Do you ever have one of those bad dreams you can't seem to wake up from? And when you do, you can't shake it?
Last night I had one. Actually just moments ago.
I dreamt about a weather catastrophe. Perhaps it was Sandy related, knowing how bad it has affected a large group of people. In this dream we knew something was going to happen. Sirens were going off everywhere and I guess we were advised to just get out and quickly. Everyone was at the airport and lines snaked around to get inside to catch a flight out of there.
Crowds had put distance between me, my husband and Christopher. I called Christopher to stand by me moments before we were inside of the airport and they shut the doors; leaving my husband and others trapped outside.
We watched the outside crowds disperse and the ones of us inside watched in horror as we took off and the ground beneath us had waves come crashing in from the shore. In the dream I was unable to reach anyone for two days to tell them we were okay because my husband had my cellphone.
We were reunited with him in two days. Christopher and I arrived to our home in tact. My mom was there and I was mad that I had not been able to reach anyone because I didn't have my cellphone. I didn't know what was going on because I didn't have the internet in my pocket.

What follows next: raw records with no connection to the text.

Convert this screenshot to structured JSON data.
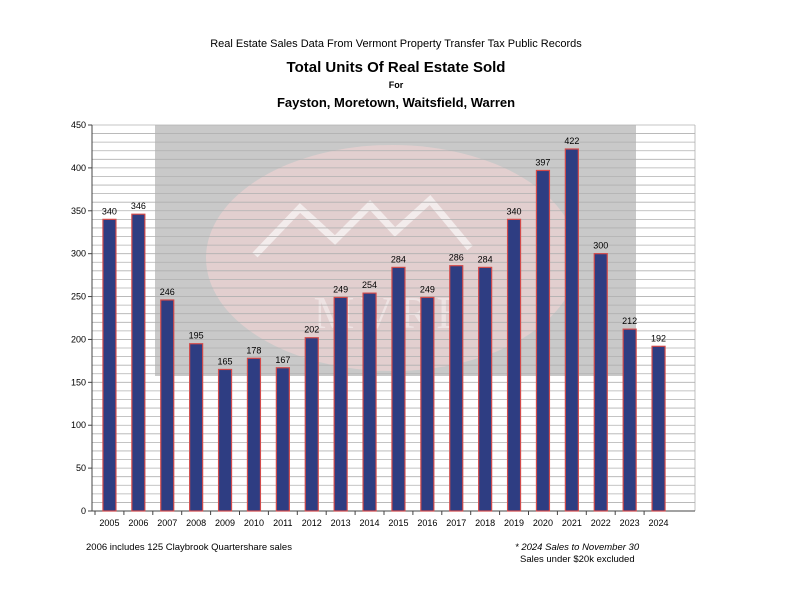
{
  "header": {
    "supertitle": "Real Estate Sales Data From Vermont Property Transfer Tax Public Records",
    "title": "Total Units Of Real Estate Sold",
    "for_label": "For",
    "subtitle": "Fayston, Moretown, Waitsfield, Warren"
  },
  "notes": {
    "left": "2006 includes 125 Claybrook Quartershare sales",
    "right_line1": "* 2024 Sales to November 30",
    "right_line2": "Sales under $20k excluded"
  },
  "watermark": {
    "text": "MVRE"
  },
  "colors": {
    "bar_fill": "#2e3d82",
    "bar_stroke": "#d24a4a",
    "grid": "#b0b0b0",
    "watermark_bg": "#c9c9c9",
    "watermark_logo": "#e2cfcf"
  },
  "chart_data": {
    "type": "bar",
    "title": "Total Units Of Real Estate Sold",
    "xlabel": "",
    "ylabel": "",
    "ylim": [
      0,
      450
    ],
    "yticks": [
      0,
      50,
      100,
      150,
      200,
      250,
      300,
      350,
      400,
      450
    ],
    "grid": true,
    "minor_grid_step": 10,
    "categories": [
      "2005",
      "2006",
      "2007",
      "2008",
      "2009",
      "2010",
      "2011",
      "2012",
      "2013",
      "2014",
      "2015",
      "2016",
      "2017",
      "2018",
      "2019",
      "2020",
      "2021",
      "2022",
      "2023",
      "2024"
    ],
    "values": [
      340,
      346,
      246,
      195,
      165,
      178,
      167,
      202,
      249,
      254,
      284,
      249,
      286,
      284,
      340,
      397,
      422,
      300,
      212,
      192
    ],
    "data_labels": [
      "340",
      "346",
      "246",
      "195",
      "165",
      "178",
      "167",
      "202",
      "249",
      "254",
      "284",
      "249",
      "286",
      "284",
      "340",
      "397",
      "422",
      "300",
      "212",
      "192"
    ]
  }
}
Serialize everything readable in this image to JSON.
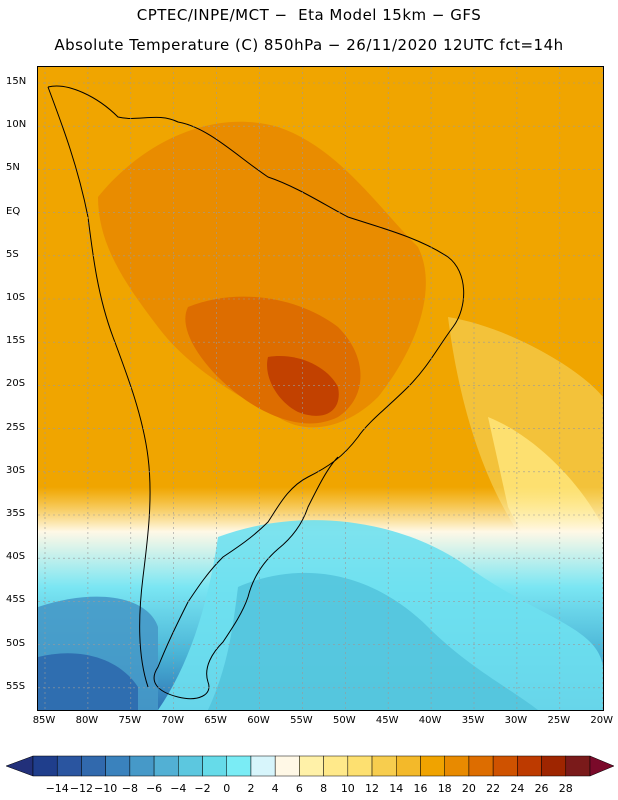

Then I really looked at my husband. He was dressed in his cammies. They were leaving. We were suddenly at war. The crazy weather was a result of something undisclosed. I looked at him, embraced him and asked, "Are you coming back?" Christopher was standing in a corner watching us.
I woke up then. In my dream, I said, "Enough of this misery." At 4:41 am, I woke up sad.
In real life, not everyone comes back. In real life when you say goodbye, in your mind you ask, "Are you coming back?" Regardless of their job, every causality you hear on the news , you try not to wonder who that was, but you can't wait to hear from the ones you know.
That casualty was someone's son or daughter, father or mother, husband or wife, brother or sister, uncle or aunt, cousin, neighbor, someone from church or best friend. That loss belongs to someone.
In real life mine came home and without a scar, but not everyones does.
Remembering those military personnel who died or were wounded, serving our country.